Кириллъ Семенычъ растревожился, поднялъ на лобъ очки и забѣгалъ по каморкѣ.

— Подлость!.. Такъ ты орудуй, бейся съ ей!.. Король какой!.. Ты устраивай, какъ бы лучше притрафляй…

Онъ бѣгалъ по комнаткѣ, точно его что подняло вдругъ. Странно было видѣть, какъ этотъ человѣкъ, пробывшiй на тяжелой работѣ столько лѣтъ, пережившiй суровые уроки жизни, сохранилъ въ душѣ столько свѣжихъ порывовъ и безсознательныхъ надеждъ на то хорошее, во что, въ концѣ концовъ, должна отложиться жизнь.

— А-ахъ… Не могу я тутъ сидiть… Померъ!.. а!.. Нѣтъ, на улицу пойдемъ… Я Сократку встряхну, я его!.. Пойдемъ!

Кириллъ Семенычъ сорвалъ картузъ и, какъ пуля, вылетѣлъ на улицу.

— Знаю я, гдѣ онъ… знаю!..

Переулками выбрались къ Устьинскому мосту, и Сеня понялъ, что они идутъ къ „Хитрову рынку“. Вотъ и темная площадь, и тусклые глаза каменныхъ чудовищъ.
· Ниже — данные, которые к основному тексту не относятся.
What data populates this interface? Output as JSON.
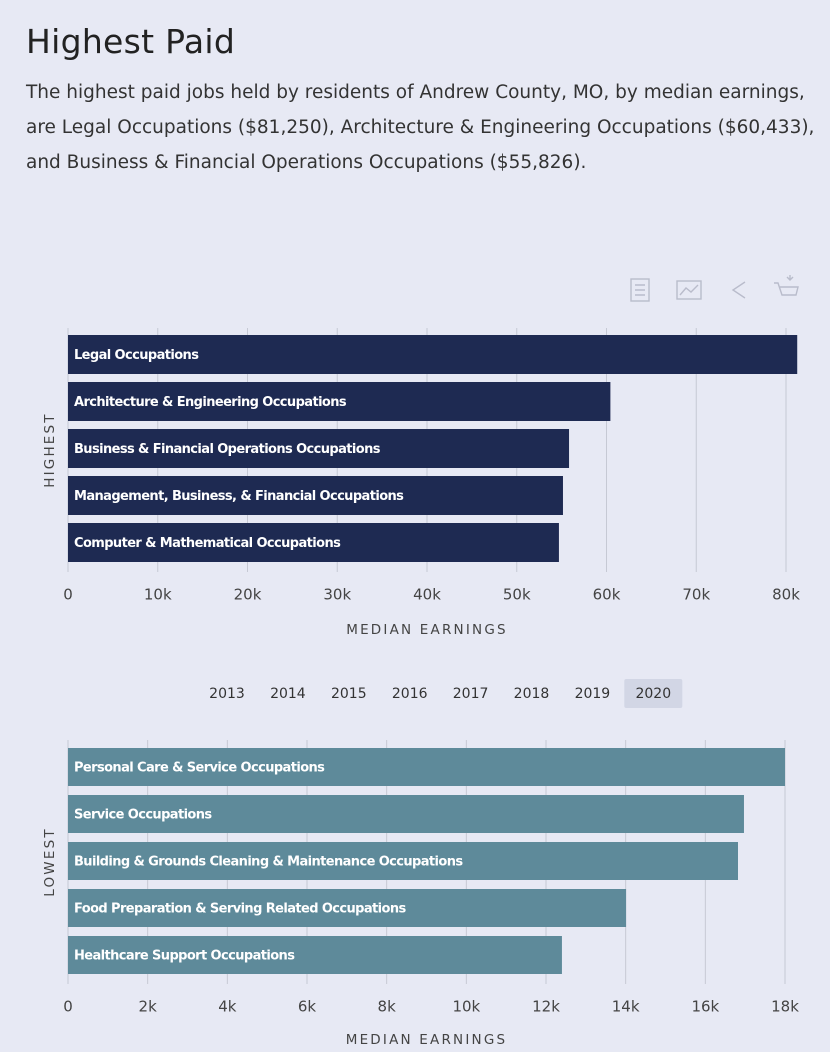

Поднялись по лѣстницѣ, нащупали дверь, и Сеня узналъ квартирку и хромого хозяина.

— Сократъ здѣсь ночуетъ? — спросилъ Кириллъ Семенычъ.

— Нѣтъ его, не пущаю… Никакъ знакомый паренекъ-то?.. Выправился…
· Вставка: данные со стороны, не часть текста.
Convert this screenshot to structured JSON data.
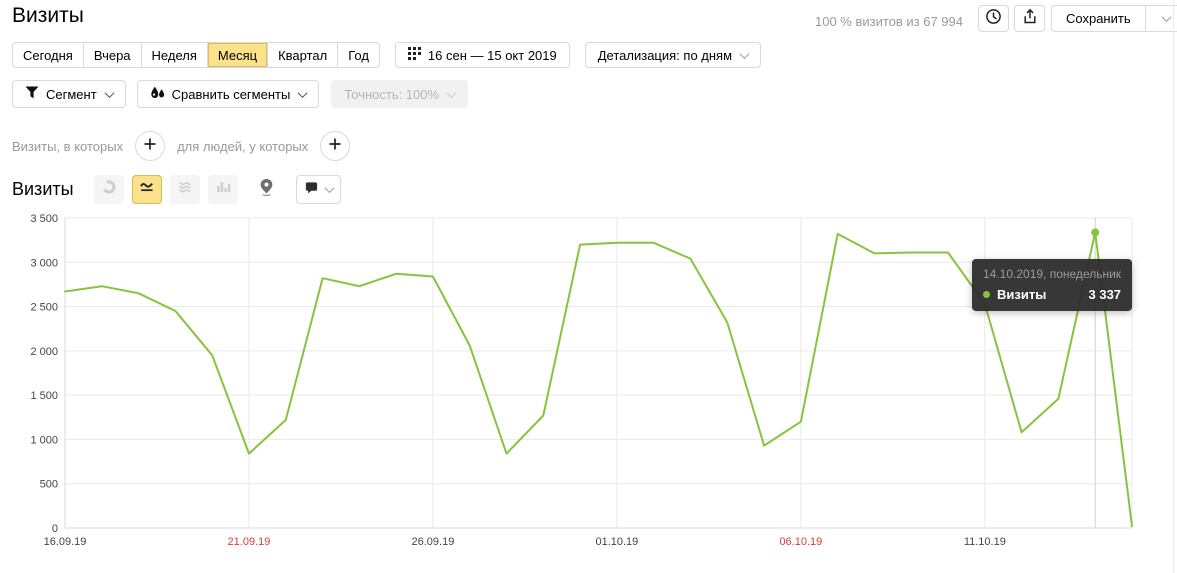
{
  "header": {
    "title": "Визиты",
    "sample_info": "100 % визитов из 67 994",
    "save_label": "Сохранить"
  },
  "period_bar": {
    "tabs": [
      {
        "label": "Сегодня",
        "active": false
      },
      {
        "label": "Вчера",
        "active": false
      },
      {
        "label": "Неделя",
        "active": false
      },
      {
        "label": "Месяц",
        "active": true
      },
      {
        "label": "Квартал",
        "active": false
      },
      {
        "label": "Год",
        "active": false
      }
    ],
    "date_range": "16 сен — 15 окт 2019",
    "detalization": "Детализация: по дням"
  },
  "segment_bar": {
    "segment": "Сегмент",
    "compare": "Сравнить сегменты",
    "accuracy": "Точность: 100%"
  },
  "filter_bar": {
    "visits_condition": "Визиты, в которых",
    "people_condition": "для людей, у которых"
  },
  "metric_bar": {
    "label": "Визиты"
  },
  "tooltip": {
    "date": "14.10.2019, понедельник",
    "series": "Визиты",
    "value": "3 337"
  },
  "chart_data": {
    "type": "line",
    "title": "Визиты",
    "xlabel": "",
    "ylabel": "",
    "ylim": [
      0,
      3500
    ],
    "ytick_step": 500,
    "grid": true,
    "legend": false,
    "weekend_label_color": "#dd3a30",
    "tick_label_color": "#444444",
    "grid_color": "#e9e9e9",
    "axis_color": "#d9d9d9",
    "crosshair_color": "#d2d2d2",
    "x_ticks": [
      {
        "index": 0,
        "label": "16.09.19",
        "weekend": false
      },
      {
        "index": 5,
        "label": "21.09.19",
        "weekend": true
      },
      {
        "index": 10,
        "label": "26.09.19",
        "weekend": false
      },
      {
        "index": 15,
        "label": "01.10.19",
        "weekend": false
      },
      {
        "index": 20,
        "label": "06.10.19",
        "weekend": true
      },
      {
        "index": 25,
        "label": "11.10.19",
        "weekend": false
      }
    ],
    "highlight_index": 28,
    "series": [
      {
        "name": "Визиты",
        "color": "#86c43d",
        "values": [
          2670,
          2730,
          2650,
          2450,
          1950,
          840,
          1220,
          2820,
          2730,
          2870,
          2840,
          2060,
          840,
          1270,
          3200,
          3220,
          3220,
          3040,
          2320,
          930,
          1200,
          3320,
          3100,
          3110,
          3110,
          2530,
          1080,
          1460,
          3337,
          20
        ]
      }
    ]
  }
}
— А не слышно, литейщикъ гдѣ ночуетъ?

— А кто его знаетъ. Вчера ломился, вытолкали… съ полицiей сняли. Ужъ такой скандалистъ. Некогда мнѣ тутъ, крючочникъ сковырнулся, — въ больницу его надо сейчасъ…

Сеня и Кириллъ Семенычъ прошли за перегородку. Крючочникъ лежалъ въ углу, накрытый какой-то дерюжкой. Лицо его почернѣло. Рядомъ стоялъ табуретъ съ крючками и щипчиками: очевидно, крючочникъ работалъ до последняго часа.
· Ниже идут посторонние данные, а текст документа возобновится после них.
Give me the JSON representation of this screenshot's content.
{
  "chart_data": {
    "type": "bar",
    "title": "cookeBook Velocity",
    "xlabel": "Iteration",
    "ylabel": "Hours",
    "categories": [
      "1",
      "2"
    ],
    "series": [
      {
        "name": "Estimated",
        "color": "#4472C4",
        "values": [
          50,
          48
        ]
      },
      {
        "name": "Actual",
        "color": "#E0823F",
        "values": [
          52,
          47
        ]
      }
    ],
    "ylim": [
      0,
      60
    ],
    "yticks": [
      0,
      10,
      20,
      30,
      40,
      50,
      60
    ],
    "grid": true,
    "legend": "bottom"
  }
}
— А вотъ и я! — раздался сзади густой басъ.

Всѣ обернулись. Въ дверяхъ, покачиваясь, стоялъ Сократъ Иванычъ. На немъ была синяя рубаха и опорки. Одутлое лицо съ ненавистью глядѣло на хозяина ночлежки.

— Сократъ иванычъ! — вскрикнулъ Сеня.

— Онъ самый… Сократъ Иванычъ… Хор-рошъ? Свободнымъ гражданиномъ…

— Опять заявился?.. Духу чтобъ твоего не было!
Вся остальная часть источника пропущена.